I think it's also worth mentioning the broom
package here. broom
attempts to remove inconsistency in the format of objects returned by various analysis functions: it converts the object returned to a data frame and attempts into standardise column names. Essentially, it does this by defining a generic function tidy()
. If broom
doesn't provide a tidy()
method for your particular flavour of results object, it's pretty easy to write your own.

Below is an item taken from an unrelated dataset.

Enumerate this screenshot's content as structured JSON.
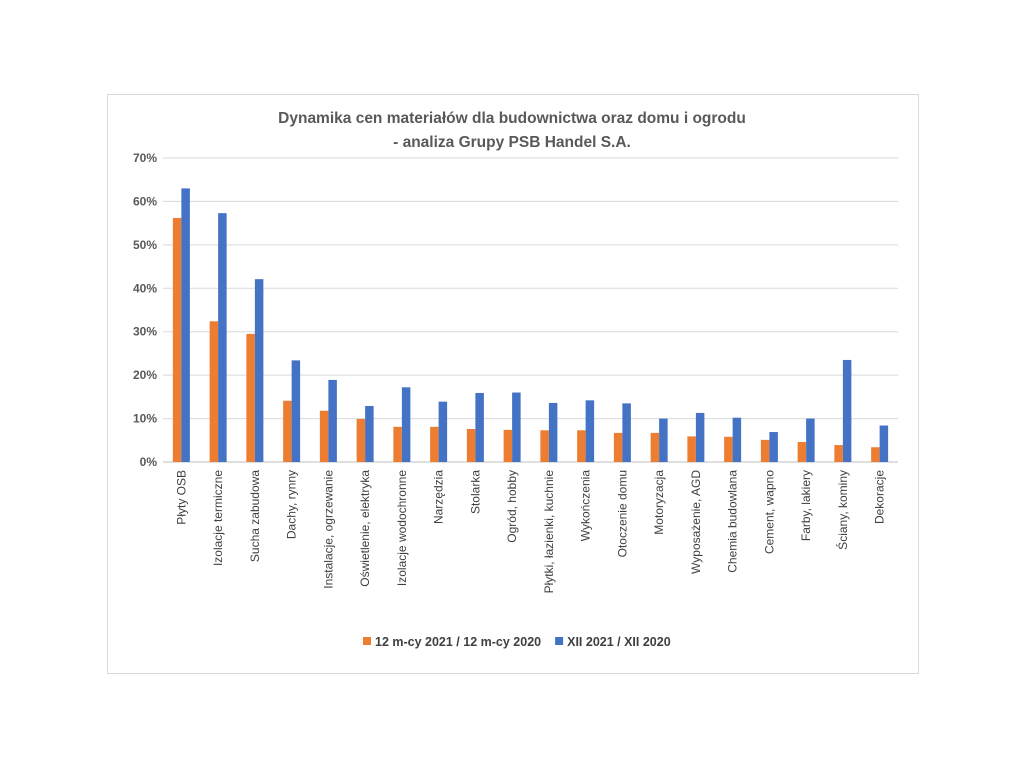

So, adapting my solution to use broom
and adding a call to bind_rows()
to the end of the pipe, I get
library(broom)
mydataLong %>%
group_by(Variable) %>%
group_map(
function(.x, .y) {
glm(
AD ~ cov1 + cov2 + cov3 + cov4 +cov5 + cov6 + Value,
data=.x,
family="binomial"
) %>%
tidy() %>%
add_column(Variable=.y$Variable, .before=1)
}
) %>%
bind_rows()
# A tibble: 240 × 6
Variable term estimate std.error statistic p.value
<chr> <chr> <dbl> <dbl> <dbl> <dbl>
1 rs1 (Intercept) -0.308 0.245 -1.26 0.209
2 rs1 cov1 0.0277 0.354 0.0784 0.938
3 rs1 cov2 3.67 6.79 0.540 0.589
4 rs1 cov3 0.362 6.01 0.0602 0.952
5 rs1 cov4 -8.92 8.09 -1.10 0.270
6 rs1 cov5 4.48 7.11 0.630 0.529
7 rs1 cov6 2.27 8.06 0.282 0.778
8 rs1 Value 0.263 0.114 2.30 0.0214
9 rs10 (Intercept) -0.0858 0.248 -0.346 0.729
10 rs10 cov1 0.0583 0.352 0.166 0.869
# … with 230 more rows
So the results of all the analyses are in a single data frame, which I find much easier to handle downstream than a list of individual objects.
broom::tidy()
can be used in the "wide format" solution as well as this "long-format" variation.